Initial Treatment Recommendations for Acute Gout in Urgent Care
For acute gout flares in urgent care, first-line treatment should be initiated within 24 hours of symptom onset with either oral NSAIDs at full anti-inflammatory doses, oral colchicine (1.2 mg followed by 0.6 mg one hour later), or oral corticosteroids (prednisone 30-35 mg/day for 3-5 days). 1
Assessment and Diagnosis
Rapid assessment of:
- Pain severity (mild/moderate: ≤6/10 on pain scale vs. severe: >6/10)
- Number of joints involved (monoarticular vs. polyarticular)
- Joint location (small vs. large joints)
- Duration of symptoms (optimal treatment window is within 24 hours)
- Comorbidities (especially cardiovascular disease, renal impairment)

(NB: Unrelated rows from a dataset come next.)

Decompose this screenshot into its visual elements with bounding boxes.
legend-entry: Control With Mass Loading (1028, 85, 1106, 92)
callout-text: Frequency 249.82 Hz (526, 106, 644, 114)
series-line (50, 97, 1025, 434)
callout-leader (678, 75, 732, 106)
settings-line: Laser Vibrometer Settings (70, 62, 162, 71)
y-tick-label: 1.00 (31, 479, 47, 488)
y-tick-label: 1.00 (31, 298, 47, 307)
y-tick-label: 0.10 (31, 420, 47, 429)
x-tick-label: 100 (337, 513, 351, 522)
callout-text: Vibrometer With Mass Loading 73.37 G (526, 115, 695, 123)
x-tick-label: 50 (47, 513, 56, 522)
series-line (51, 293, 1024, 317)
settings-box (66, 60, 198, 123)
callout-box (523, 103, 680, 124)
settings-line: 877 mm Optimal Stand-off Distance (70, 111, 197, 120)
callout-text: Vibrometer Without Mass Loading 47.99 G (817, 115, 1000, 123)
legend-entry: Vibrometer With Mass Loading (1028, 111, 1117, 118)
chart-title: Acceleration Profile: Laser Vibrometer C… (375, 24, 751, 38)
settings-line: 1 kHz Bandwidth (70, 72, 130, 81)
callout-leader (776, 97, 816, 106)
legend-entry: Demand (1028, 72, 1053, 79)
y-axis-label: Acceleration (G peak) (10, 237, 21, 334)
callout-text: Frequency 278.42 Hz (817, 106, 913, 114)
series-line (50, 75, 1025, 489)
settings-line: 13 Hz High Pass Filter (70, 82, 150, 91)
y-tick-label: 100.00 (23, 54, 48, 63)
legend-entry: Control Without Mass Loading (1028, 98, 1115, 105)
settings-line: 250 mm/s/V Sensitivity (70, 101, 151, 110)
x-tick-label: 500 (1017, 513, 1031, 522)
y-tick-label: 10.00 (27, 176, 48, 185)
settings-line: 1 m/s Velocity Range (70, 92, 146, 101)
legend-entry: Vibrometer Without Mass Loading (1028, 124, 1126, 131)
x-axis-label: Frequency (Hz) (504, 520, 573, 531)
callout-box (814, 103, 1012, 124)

While arthrocentesis with crystal analysis is the gold standard for diagnosis, it's performed in only 8-25% of ED/urgent care visits for acute gout 2, 3
Most diagnoses in urgent care are made clinically based on presentation
Treatment Algorithm
1. First-Line Options (choose based on patient factors)
Option A: NSAIDs
- Indications: Preferred for patients without cardiovascular disease or renal impairment
- Dosing: Full FDA-approved anti-inflammatory doses until attack resolves 4
- Naproxen 500 mg twice daily
- Indomethacin 50 mg three times daily
- Ibuprofen 800 mg three times daily
- Contraindications: Avoid in patients with cardiovascular disease, heart failure, or renal impairment 1
Option B: Oral Colchicine
- Indications: Preferred for patients with cardiovascular disease or when NSAIDs are contraindicated
- Dosing: 1.2 mg (two tablets) at first sign of flare, followed by 0.6 mg (one tablet) one hour later 5
- Key point: Most effective when started within 12 hours of symptom onset 1
- Dose adjustment: Required for renal impairment and drug interactions with CYP3A4 or P-gp inhibitors 5
Option C: Oral Corticosteroids
- Indications: Preferred for patients with contraindications to both NSAIDs and colchicine
- Dosing: Prednisone 30-35 mg/day for 3-5 days 1
- Advantage: Viable option for patients with cardiovascular comorbidities 1
2. For Severe or Polyarticular Attacks
- Consider combination therapy for severe pain or polyarticular attacks 4
- Effective combinations include:
- NSAID + colchicine
- Oral corticosteroid + colchicine
- Intra-articular corticosteroid + systemic therapy
3. Adjunctive Measures
- Topical ice application to affected joints 1
- Rest and elevation of affected joint
- Adequate hydration
- Intra-articular corticosteroid injection for monoarticular involvement (particularly effective and safe for patients with cardiovascular comorbidities) 1
Important Clinical Pearls
- Do not discontinue urate-lowering therapy (e.g., allopurinol) during an acute attack 4, 1
- Patients on allopurinol should continue their regular dose to prevent fluctuations in serum uric acid levels 6
- Consider prophylaxis with colchicine or low-dose NSAIDs when initiating urate-lowering therapy to prevent flares 1
- For patients with recurrent attacks, consider initiating urate-lowering therapy (allopurinol starting at 100 mg daily) after the acute attack resolves 6
Common Pitfalls to Avoid
- Delayed treatment: Initiate therapy within 24 hours of symptom onset for best results 1
- Inappropriate dosing: Use full anti-inflammatory doses of NSAIDs rather than analgesic doses 4
- Overlooking comorbidities: Consider cardiovascular and renal status when selecting therapy 1
- Stopping urate-lowering therapy: Continue established urate-lowering therapy during acute attacks 4, 1
- Missing drug interactions: Adjust colchicine dose when used with CYP3A4 inhibitors 5
Special Considerations
Renal impairment: Avoid NSAIDs, adjust colchicine dosing 1
- For severe renal impairment (CrCl <30 mL/min): Consider corticosteroids as first choice
- For moderate renal impairment: Reduced dose colchicine may be appropriate
Cardiovascular disease: Avoid NSAIDs, prefer colchicine or corticosteroids 1
Diabetes: Corticosteroids may worsen glycemic control; monitor blood glucose if used
By following these evidence-based recommendations, urgent care providers can effectively manage acute gout flares while minimizing adverse effects and preventing recurrence.